Los países de África siguen sufriendo de forma desproporcionada la inseguridad alimentaria aguda. Los conflictos empujaron a casi 100 millones de personas a la inseguridad alimentaria aguda, seguidos por los choques económicos (40 millones) y los extremos climáticos (16 millones).

Los conflictos y el hambre, un círculo vicioso difícil de atajar

“Los conflictos y el hambre se complementan entre sí. Tenemos que abordarlos conjuntamente para resolverlos… Debemos hacer todo lo posible para poner fin a este círculo vicioso. Resolver el problema del hambre es la base para la estabilidad y la paz”, dijo el Secretario General de la ONU, António Guterres, en el informe.
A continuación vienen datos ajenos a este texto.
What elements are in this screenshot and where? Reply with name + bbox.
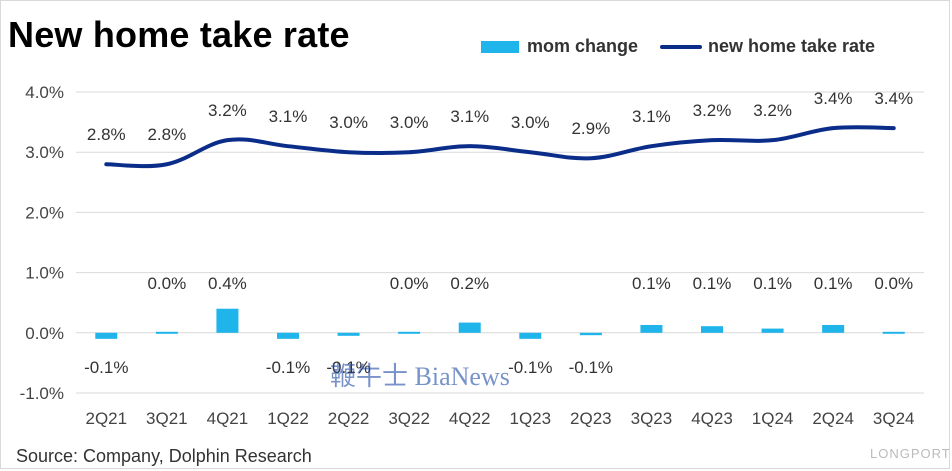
line-data-label: 3.0%	[390, 113, 429, 132]
line-data-label: 2.8%	[87, 125, 126, 144]
bar-data-label: 0.1%	[753, 274, 792, 293]
bar-data-label: -0.1%	[266, 358, 310, 377]
bar	[882, 331, 905, 334]
x-tick-label: 1Q22	[267, 409, 309, 428]
bar	[277, 332, 299, 339]
x-tick-label: 3Q23	[631, 409, 673, 428]
line-data-label: 3.2%	[693, 101, 732, 120]
bar-data-label: 0.1%	[814, 274, 853, 293]
x-tick-label: 2Q24	[812, 409, 854, 428]
y-tick-label: 4.0%	[25, 83, 64, 102]
bar-data-label: -0.1%	[569, 358, 613, 377]
bar	[95, 332, 118, 339]
x-tick-label: 1Q24	[752, 409, 794, 428]
watermark-longport: LONGPORT	[870, 446, 951, 461]
y-tick-label: 1.0%	[25, 264, 64, 283]
bar-data-label: 0.0%	[147, 274, 186, 293]
line-data-label: 3.1%	[632, 107, 671, 126]
x-tick-label: 3Q24	[873, 409, 915, 428]
bar	[519, 332, 542, 339]
bar	[579, 332, 602, 336]
line-data-label: 2.8%	[147, 125, 186, 144]
bar-data-label: 0.4%	[208, 274, 247, 293]
bar-data-label: 0.0%	[874, 274, 913, 293]
bar-data-label: 0.1%	[632, 274, 671, 293]
legend-bar-swatch	[481, 40, 519, 53]
line-data-label: 3.4%	[814, 89, 853, 108]
bar-data-label: -0.1%	[326, 358, 370, 377]
bar-data-label: 0.2%	[450, 274, 489, 293]
bar-data-label: -0.1%	[84, 358, 128, 377]
line-data-label: 2.9%	[571, 119, 610, 138]
bar	[822, 324, 845, 333]
bar	[398, 331, 421, 334]
bar	[701, 326, 723, 333]
line-data-label: 3.2%	[753, 101, 792, 120]
legend-item-mom-change: mom change	[481, 36, 638, 57]
legend-item-take-rate: new home take rate	[660, 36, 875, 57]
bar	[337, 332, 360, 336]
bar	[155, 331, 178, 334]
y-tick-label: 0.0%	[25, 324, 64, 343]
chart-title: New home take rate	[8, 14, 350, 55]
bar-data-label: 0.1%	[693, 274, 732, 293]
bar	[216, 308, 239, 333]
line-data-label: 3.0%	[511, 113, 550, 132]
line-data-label: 3.1%	[450, 107, 489, 126]
x-tick-label: 3Q22	[388, 409, 430, 428]
x-tick-label: 3Q21	[146, 409, 188, 428]
legend-line-label: new home take rate	[708, 36, 876, 56]
x-tick-label: 4Q22	[449, 409, 491, 428]
x-tick-label: 4Q23	[691, 409, 733, 428]
source-note: Source: Company, Dolphin Research	[16, 446, 312, 466]
take-rate-line	[104, 125, 896, 169]
line-data-label: 3.1%	[269, 107, 308, 126]
y-tick-label: 2.0%	[25, 203, 64, 222]
x-tick-label: 2Q23	[570, 409, 612, 428]
line-data-label: 3.0%	[329, 113, 368, 132]
line-data-label: 3.2%	[208, 101, 247, 120]
x-tick-label: 2Q22	[328, 409, 370, 428]
x-tick-label: 2Q21	[85, 409, 127, 428]
line-data-label: 3.4%	[874, 89, 913, 108]
y-tick-label: -1.0%	[20, 384, 64, 403]
y-tick-label: 3.0%	[25, 143, 64, 162]
watermark-bianews: 鞭牛士 BiaNews	[330, 362, 510, 391]
legend-line-swatch	[660, 44, 702, 49]
legend-bar-label: mom change	[527, 36, 639, 56]
x-tick-label: 1Q23	[509, 409, 551, 428]
bar	[640, 324, 663, 333]
bar	[458, 322, 481, 333]
x-tick-label: 4Q21	[207, 409, 249, 428]
bar	[761, 328, 784, 333]
bar-data-label: 0.0%	[390, 274, 429, 293]
bar-data-label: -0.1%	[508, 358, 552, 377]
Partiendo de la escala de inseguridad alimentaria aguda de la Clasificación Integrada de la Seguridad Alimentaria en Fases, el estudio de la Red reveló que los países más afectados fueron Burkina Faso, Sudán del Sur y Yemen.

En estas naciones, unas 133.000 personas sufrieron el nivel más alto de inseguridad alimentaria y necesitaban una acción urgente para evitar la muerte generalizada y el colapso de los medios de vida.

Al menos otros 28 millones de personas se encontraban “a un paso de la inanición” en 38 países y territorios, donde la actuación urgente salvó vidas y medios de subsistencia, y evitó la propagación de la hambruna.

Cerca de 98 millones de personas que sufrieron esta carencia alimentaria en 2020 – o dos de cada tres – vivían en el continente africano.  Otras partes del mundo que resultaron gravemente afectadas fueron Yemen, Afganistán, Siria y Haití que figuran entre las diez peores crisis alimentarias del año pasado.

En Centroamérica y Haití más de 11,8 millones de personas  sufrieron una situación de crisis  alimentaria.